Клиника, Елизаров, пора найти себе подружку, это даже не смешно. Смотреть на незнакомку в своей рубашке и писаться от радости это грустно. Очень грустно.

Скупо кивнув, Агидель направилась к дверям шаркающей несмелой походкой. Ноги сильно дрожали, каждую мышцу можно было рассмотреть издалека. Привыкший к спортзалам Слава знал, что они перенапряжены. Когда она была у самого порога он не сдержался, поехал следом. Лучи уходящего солнца мягко очертили её тонкую фигурку, переступающую дверной проем, пушистые спутанные волосы, казалось, пылали. И Елизаров позволил себе озвучить ту мысль, что скреблась внутри с начала её пляски на поле:

— Ты ведь прибрала силу Чернавы, Агидель? Ты ведьма?

Её плечи напряглись, пальцы вцепились в дверной косяк, царапнув крашенное дерево. Повернув голову, она скосила на него холодный взгляд, губы снова сжались в суровую полосу.

— Тебе нужно лечить голову, в ней полно всякой ерунды.

— Я не шучу. — Елизаров не обиделся, цепкий взгляд скользил по напряженному лицу, подрагивающим пальцам и расправленным плечам. — Я не сказал Сане, но пляску с полуденницей человек не способен выдержать. Она так опасна, потому что любая схватка с ней сулит увечья или смерть. А ты не просто выжила, на тебе заживает всё, как на собаке. Я помню, какими лоскутами висело мясо на пятках, когда я обрабатывал твои ноги. Сейчас всё по-другому.

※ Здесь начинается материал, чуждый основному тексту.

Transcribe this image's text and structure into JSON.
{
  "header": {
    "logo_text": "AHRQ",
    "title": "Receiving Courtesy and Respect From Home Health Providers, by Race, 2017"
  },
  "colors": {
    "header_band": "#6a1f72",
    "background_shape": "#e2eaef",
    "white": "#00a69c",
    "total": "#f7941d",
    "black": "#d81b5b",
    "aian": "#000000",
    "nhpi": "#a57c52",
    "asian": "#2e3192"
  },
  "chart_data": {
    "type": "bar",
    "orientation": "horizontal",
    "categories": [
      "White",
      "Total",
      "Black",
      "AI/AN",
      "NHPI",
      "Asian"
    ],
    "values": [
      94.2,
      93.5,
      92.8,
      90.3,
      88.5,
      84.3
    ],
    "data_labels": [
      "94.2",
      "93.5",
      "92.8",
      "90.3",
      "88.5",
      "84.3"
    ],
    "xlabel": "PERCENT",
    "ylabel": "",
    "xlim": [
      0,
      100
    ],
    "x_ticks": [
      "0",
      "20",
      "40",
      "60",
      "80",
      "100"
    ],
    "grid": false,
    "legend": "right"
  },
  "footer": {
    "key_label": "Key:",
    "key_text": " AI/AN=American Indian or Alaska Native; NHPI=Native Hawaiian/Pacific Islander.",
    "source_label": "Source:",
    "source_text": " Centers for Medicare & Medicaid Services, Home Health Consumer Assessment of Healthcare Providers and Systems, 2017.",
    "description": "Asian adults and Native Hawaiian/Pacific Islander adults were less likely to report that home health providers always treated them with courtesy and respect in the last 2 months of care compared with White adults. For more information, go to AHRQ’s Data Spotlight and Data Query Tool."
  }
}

— Нету ведьм в Козьих кочах, Вячеслав, не трать своё время и время друга. Помогать вам здесь некому. — Ногти царапнули по дереву, и она оттолкнулась, спускаясь по ступеням мягкой пошатывающейся походкой.

Колеса его коляски уперлись в высокий порог и Елизаров с сожалением остановился.

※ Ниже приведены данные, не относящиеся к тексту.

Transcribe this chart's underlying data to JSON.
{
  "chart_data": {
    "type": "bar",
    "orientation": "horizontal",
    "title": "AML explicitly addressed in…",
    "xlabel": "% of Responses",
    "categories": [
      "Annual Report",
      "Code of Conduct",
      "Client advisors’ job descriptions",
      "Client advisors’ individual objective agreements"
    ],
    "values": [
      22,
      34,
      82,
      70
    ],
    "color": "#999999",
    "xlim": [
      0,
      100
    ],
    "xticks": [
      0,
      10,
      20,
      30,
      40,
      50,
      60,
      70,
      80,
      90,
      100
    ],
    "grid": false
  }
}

— В любом случае, спасибо. Сегодня ты спасла наши шкуры.

Агидель не ответила. Неловко запнулся её шаг, но девушка не обернулась. Не остановилась.

Он стоял на пороге, пока её силуэт не скрылся из виду. А затем, растерянно взъерошив пятерней волосы, вернулся в дом, сполоснуть таз и перестелить постель. Хватало того дерьма, что разбрасывает по дому шишимора. Уборка остужала мозги, вставляла все шестеренки на место.

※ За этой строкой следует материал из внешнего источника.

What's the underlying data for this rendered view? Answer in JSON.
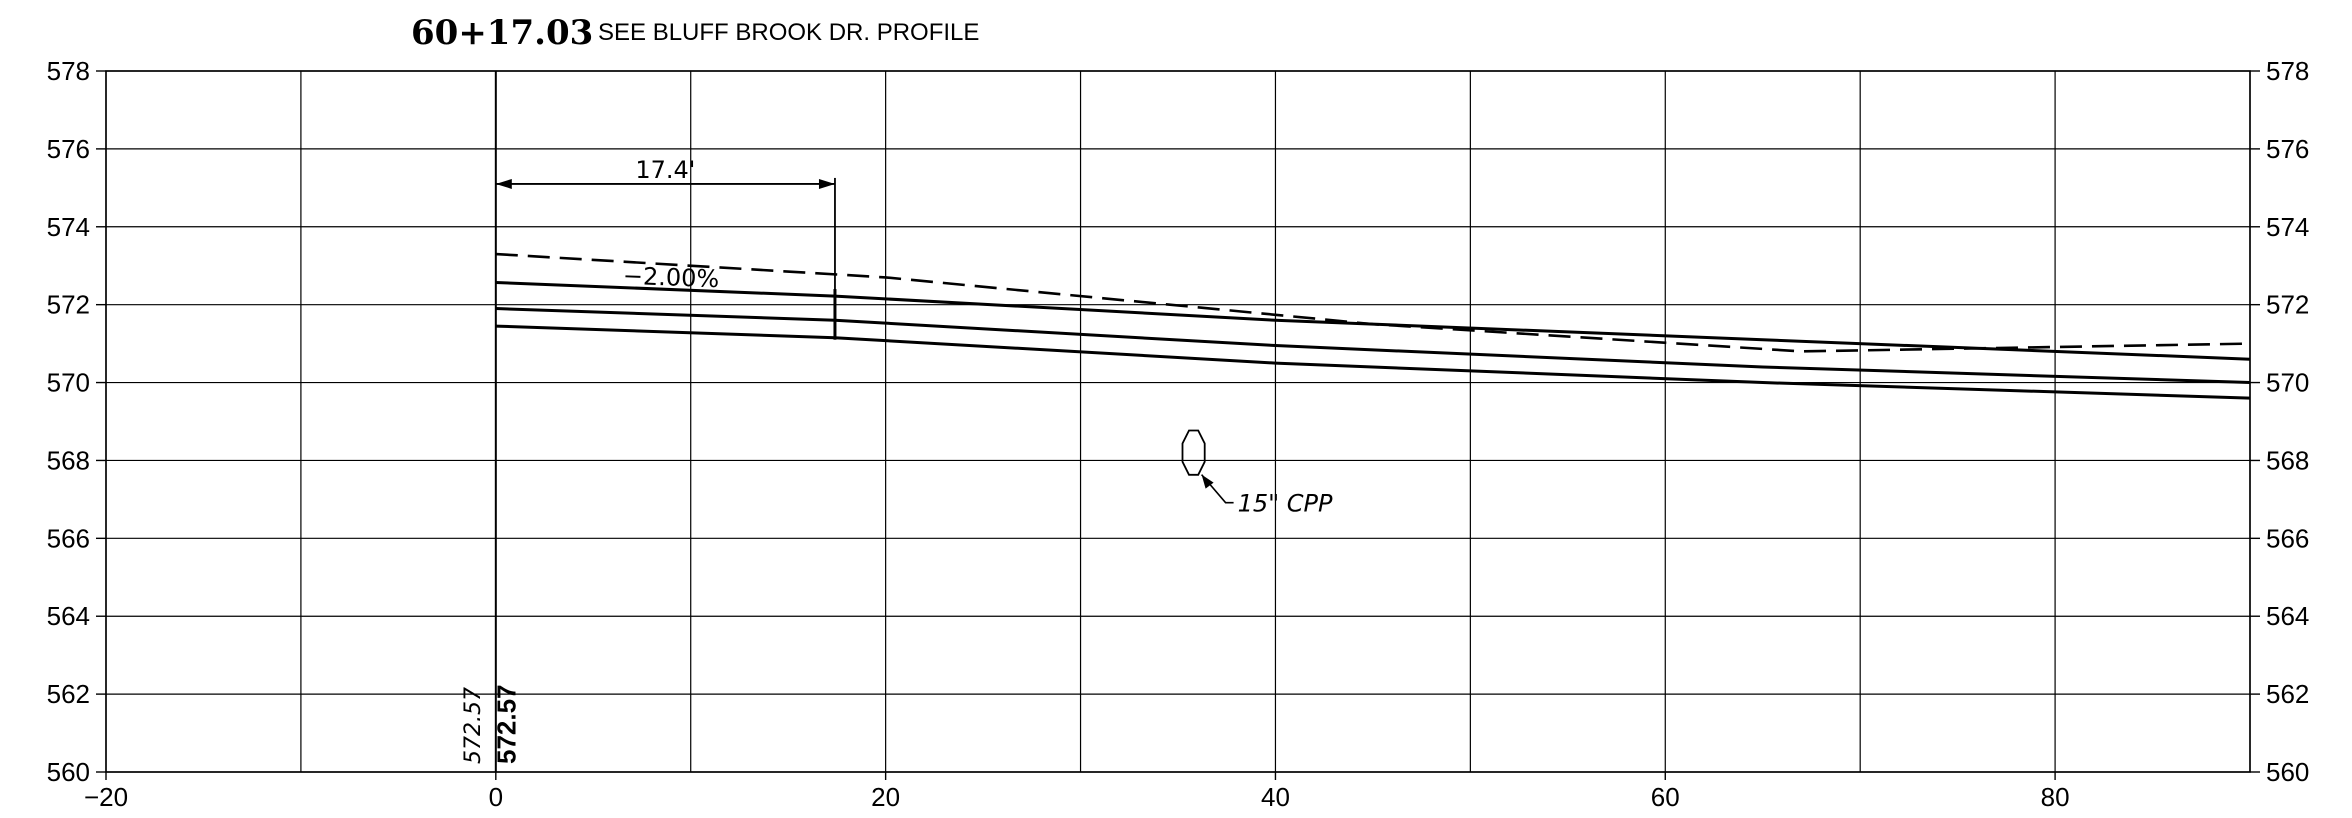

Когда за окном раздался звонкий стрекот кузнечиков и сверчков, Славик привычно соскользнул с сиденья, прислонился к стене спиной и перетянул коляску через порог. Бестужев или свихнулся и решил добить поле за ночь, или его сожрала какая-то нечисть. Славик ставил на скудоумие друга: в своём стремлении всё сделать быстро, он доходил до абсурдного.

Со сгущающимися сумерками оживала деревня. Размеренно покачивая головами, шли коровы с цветущих лугов, подгоняемые окриками заботливых хозяек. Цепи от их привязи тихо позвякивали в дорожной пыли, тянулись следом. Совсем скоро они напьются воды и станут мерно жевать свою жвачку, пока тугие струи молока со звоном начнут биться о дно ведра, направленные умелыми руками доярки.

Со стороны озера слышался задорный девичий хохот, горели высокие костры, пускающие алые искры в быстро темнеющее небо. Среди всполохов и бликов танцевали парни и девчонки, нестройный хор их голосов неожиданно замолк, а ветер донес ужасную фразу:

— Полынь или петрушка?

И снова звонкий смех, путающийся с низкими голосами парней, синхронно орущими ответ:

— Полынь! Полынь!

— А ну тебя! Сгинь!

Замершие силуэты вновь заплясали, на грани безумия, свободы, которая опьяняет вместе с молодостью. Им не были страшны русалки, они не боялись лешего в лесах и полуденницы в полях — они были частью этого мира. И тот радушно принимал их в свои объятия.